Over half of people in Britain want cannabis legalised or its possession decriminalised, according to the results of a poll.
According to an Ipsos Mori survey, 53 percent of Britons say they want the drug downgraded and 67 percent say they want a comprehensive overview of the country's approach to drugs.
The survey, published by the Transform Drug Policy Foundation, also found support for cannabis legalisation was high among Conservative voters.
It showed that 50 percent of Conservatives and 55 percent of Labour voters say cannabis should be legally regulated or decriminalised.
The survey found that many tabloid readers also support the findings - 46 perent of Daily Mail readers want the drug made legal.
Just 14 percent of the public and 17 percent of Daily Mail readers support tougher enforcement and heavier penalties for cannabis offences.
A spokesperson for Transform said: "These results show just how far ahead of politicians the public are.
"While Labour and Conservative politicians shy away from the debate on drugs, around half of their supporters want to see legal regulation of cannabis production and supply or decriminalisation of cannabis possession, and a significant majority want a comprehensive review of our approach to drugs - including consideration of legal regulation.
"The poll demonstrates that even among Daily Mail readers, almost half support less punitive approaches to cannabis, and a majority back an independent review of all options, which may come as a surprise to the paper's editors."

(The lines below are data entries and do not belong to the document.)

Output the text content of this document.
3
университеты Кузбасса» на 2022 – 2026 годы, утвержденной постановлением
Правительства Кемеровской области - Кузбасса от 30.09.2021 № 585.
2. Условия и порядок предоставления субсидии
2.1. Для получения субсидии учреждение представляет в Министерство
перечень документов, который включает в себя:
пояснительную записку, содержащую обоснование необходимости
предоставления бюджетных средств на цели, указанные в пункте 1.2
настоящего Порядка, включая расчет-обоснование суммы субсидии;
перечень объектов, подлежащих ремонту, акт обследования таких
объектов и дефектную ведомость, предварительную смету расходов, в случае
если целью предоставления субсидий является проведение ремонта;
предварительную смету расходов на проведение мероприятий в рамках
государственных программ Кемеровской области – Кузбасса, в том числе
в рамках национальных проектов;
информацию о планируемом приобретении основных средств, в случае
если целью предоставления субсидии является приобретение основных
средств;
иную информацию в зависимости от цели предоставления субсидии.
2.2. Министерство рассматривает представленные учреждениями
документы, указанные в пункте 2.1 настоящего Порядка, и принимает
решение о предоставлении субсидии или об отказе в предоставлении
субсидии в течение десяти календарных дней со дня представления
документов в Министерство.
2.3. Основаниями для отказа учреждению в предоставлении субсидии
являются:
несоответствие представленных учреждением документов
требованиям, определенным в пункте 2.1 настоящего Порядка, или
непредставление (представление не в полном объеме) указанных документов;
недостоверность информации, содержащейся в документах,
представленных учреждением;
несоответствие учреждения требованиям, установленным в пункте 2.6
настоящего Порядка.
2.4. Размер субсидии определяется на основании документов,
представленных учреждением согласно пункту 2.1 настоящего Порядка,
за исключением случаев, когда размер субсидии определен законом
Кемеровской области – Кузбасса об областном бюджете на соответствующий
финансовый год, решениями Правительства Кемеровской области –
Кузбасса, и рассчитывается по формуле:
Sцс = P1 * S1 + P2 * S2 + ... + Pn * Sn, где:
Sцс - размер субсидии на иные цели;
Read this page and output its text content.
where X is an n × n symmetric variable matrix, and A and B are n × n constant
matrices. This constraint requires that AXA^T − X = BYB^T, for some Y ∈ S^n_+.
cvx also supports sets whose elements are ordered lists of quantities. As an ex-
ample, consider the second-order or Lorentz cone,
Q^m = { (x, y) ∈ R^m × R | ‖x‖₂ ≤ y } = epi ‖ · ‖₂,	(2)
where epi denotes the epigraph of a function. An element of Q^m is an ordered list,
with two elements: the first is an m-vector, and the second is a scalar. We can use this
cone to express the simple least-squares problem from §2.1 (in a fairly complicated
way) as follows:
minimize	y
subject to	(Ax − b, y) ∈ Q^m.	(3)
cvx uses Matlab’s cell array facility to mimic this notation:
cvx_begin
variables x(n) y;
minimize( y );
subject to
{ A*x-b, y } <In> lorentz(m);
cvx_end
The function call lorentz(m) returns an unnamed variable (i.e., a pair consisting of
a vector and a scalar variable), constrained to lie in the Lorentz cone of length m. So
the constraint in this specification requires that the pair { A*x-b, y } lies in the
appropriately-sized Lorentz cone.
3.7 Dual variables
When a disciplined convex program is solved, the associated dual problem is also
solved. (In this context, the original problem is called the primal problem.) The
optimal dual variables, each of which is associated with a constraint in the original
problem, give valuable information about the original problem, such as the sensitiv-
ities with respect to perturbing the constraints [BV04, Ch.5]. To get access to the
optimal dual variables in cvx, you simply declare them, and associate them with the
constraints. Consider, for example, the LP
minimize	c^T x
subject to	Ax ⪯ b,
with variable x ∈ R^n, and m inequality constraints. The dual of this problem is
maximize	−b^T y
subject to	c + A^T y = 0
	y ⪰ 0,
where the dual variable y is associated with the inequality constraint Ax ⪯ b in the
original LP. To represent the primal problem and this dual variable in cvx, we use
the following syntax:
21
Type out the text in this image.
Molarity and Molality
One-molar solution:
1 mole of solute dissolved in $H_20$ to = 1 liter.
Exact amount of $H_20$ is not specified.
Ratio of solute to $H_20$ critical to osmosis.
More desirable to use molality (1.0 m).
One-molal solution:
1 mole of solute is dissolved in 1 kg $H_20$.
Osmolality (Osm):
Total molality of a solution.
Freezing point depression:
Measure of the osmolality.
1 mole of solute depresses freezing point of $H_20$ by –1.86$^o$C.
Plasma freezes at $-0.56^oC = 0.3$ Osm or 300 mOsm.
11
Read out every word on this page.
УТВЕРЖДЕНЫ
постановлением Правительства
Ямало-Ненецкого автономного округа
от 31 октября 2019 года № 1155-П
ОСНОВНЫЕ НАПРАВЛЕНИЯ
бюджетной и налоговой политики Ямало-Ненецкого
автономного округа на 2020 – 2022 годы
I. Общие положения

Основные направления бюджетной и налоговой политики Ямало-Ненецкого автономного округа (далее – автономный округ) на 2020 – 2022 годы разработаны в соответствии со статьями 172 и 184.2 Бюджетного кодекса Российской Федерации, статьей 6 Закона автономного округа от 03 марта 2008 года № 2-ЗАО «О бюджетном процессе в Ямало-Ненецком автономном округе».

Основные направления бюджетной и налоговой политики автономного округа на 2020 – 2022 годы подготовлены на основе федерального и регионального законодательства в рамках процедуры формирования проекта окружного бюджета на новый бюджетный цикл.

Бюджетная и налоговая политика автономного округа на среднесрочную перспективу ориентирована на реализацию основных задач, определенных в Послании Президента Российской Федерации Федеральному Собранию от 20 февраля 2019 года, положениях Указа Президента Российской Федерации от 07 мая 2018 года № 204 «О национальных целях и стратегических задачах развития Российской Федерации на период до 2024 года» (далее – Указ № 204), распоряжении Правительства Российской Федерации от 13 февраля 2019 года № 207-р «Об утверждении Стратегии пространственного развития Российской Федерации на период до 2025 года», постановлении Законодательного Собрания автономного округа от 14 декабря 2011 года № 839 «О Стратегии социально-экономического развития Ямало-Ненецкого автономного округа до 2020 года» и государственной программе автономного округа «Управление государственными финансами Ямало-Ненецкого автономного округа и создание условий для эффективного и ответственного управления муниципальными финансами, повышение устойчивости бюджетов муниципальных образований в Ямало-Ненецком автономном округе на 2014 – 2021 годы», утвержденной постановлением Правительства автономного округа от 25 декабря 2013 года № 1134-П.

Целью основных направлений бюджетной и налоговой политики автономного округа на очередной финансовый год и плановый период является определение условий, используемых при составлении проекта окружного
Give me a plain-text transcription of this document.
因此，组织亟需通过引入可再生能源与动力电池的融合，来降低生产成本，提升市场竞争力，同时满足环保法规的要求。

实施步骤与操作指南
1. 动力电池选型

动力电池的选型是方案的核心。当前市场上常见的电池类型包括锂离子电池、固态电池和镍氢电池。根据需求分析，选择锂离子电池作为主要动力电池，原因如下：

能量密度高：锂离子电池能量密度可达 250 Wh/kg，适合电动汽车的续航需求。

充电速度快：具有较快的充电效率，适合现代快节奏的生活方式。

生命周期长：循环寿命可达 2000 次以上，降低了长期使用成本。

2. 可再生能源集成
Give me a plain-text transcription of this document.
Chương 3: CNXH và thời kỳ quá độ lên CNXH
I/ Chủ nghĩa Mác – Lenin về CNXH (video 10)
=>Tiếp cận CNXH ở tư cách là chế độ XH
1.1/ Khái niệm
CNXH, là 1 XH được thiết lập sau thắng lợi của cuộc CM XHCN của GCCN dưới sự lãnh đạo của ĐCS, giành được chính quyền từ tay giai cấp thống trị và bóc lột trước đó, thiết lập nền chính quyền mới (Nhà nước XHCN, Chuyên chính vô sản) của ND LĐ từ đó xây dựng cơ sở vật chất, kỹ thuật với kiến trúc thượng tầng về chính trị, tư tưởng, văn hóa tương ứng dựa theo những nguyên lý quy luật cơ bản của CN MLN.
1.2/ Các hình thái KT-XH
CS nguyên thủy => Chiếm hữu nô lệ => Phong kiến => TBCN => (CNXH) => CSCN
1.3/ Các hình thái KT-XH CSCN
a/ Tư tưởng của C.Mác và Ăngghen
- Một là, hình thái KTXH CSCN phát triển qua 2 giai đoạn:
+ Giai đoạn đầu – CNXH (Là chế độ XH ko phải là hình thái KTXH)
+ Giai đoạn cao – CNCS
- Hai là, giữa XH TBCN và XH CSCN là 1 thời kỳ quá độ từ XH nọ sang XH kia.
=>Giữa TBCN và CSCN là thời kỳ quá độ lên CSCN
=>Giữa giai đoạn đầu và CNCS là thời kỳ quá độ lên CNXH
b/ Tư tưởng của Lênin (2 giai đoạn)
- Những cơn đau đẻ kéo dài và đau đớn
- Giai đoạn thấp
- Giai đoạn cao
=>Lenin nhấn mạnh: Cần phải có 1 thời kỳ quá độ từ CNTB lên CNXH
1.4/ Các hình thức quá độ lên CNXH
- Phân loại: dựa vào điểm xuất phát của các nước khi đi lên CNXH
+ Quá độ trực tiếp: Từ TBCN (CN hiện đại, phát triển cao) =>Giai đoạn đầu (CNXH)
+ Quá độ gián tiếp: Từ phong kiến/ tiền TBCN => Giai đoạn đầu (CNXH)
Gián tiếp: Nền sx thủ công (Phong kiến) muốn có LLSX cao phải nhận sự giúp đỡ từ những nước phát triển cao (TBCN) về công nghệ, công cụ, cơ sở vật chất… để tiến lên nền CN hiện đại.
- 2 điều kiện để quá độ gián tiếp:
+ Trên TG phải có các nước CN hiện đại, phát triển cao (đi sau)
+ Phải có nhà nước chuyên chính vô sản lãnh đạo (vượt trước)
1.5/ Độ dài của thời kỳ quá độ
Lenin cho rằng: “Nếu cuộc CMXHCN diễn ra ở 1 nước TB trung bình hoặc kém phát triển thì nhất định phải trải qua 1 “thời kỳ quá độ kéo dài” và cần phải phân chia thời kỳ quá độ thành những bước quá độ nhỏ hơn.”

Coalition should experiment
In October, the UK Drug Policy Commission published a report that said cannabis should be legalised and people should be able to grow it for personal use.
Huge amounts of time and money were spent enforcing cannabis laws and allowing people to possess small amounts of the drug would significantly cut costs, it said.
Evidence from countries shows that legalising cannabis would not lead to a significant increase in use, it continued.
The Ipsos Mori poll found that 40 percent of Britons support a Portugal-style system, where it is legal to possess small quantities of cannabis.
"Politicians have repeated their 'tough on drugs' propaganda for so long that they assume the public are more fearful of change than they really are," the spokesperson said.
"The world has changed and the public are far more progressive than was thought - right across the political spectrum.
"At the very least, the government should heed longstanding and growing calls for a review of all policy options, including legal regulation. And as a matter of urgency the coalition should engage in experiments in the Portuguese-style decriminalisation of possession of drugs for personal use.
"Now is the time for the heads of all parties to show the leadership citizens surely deserve."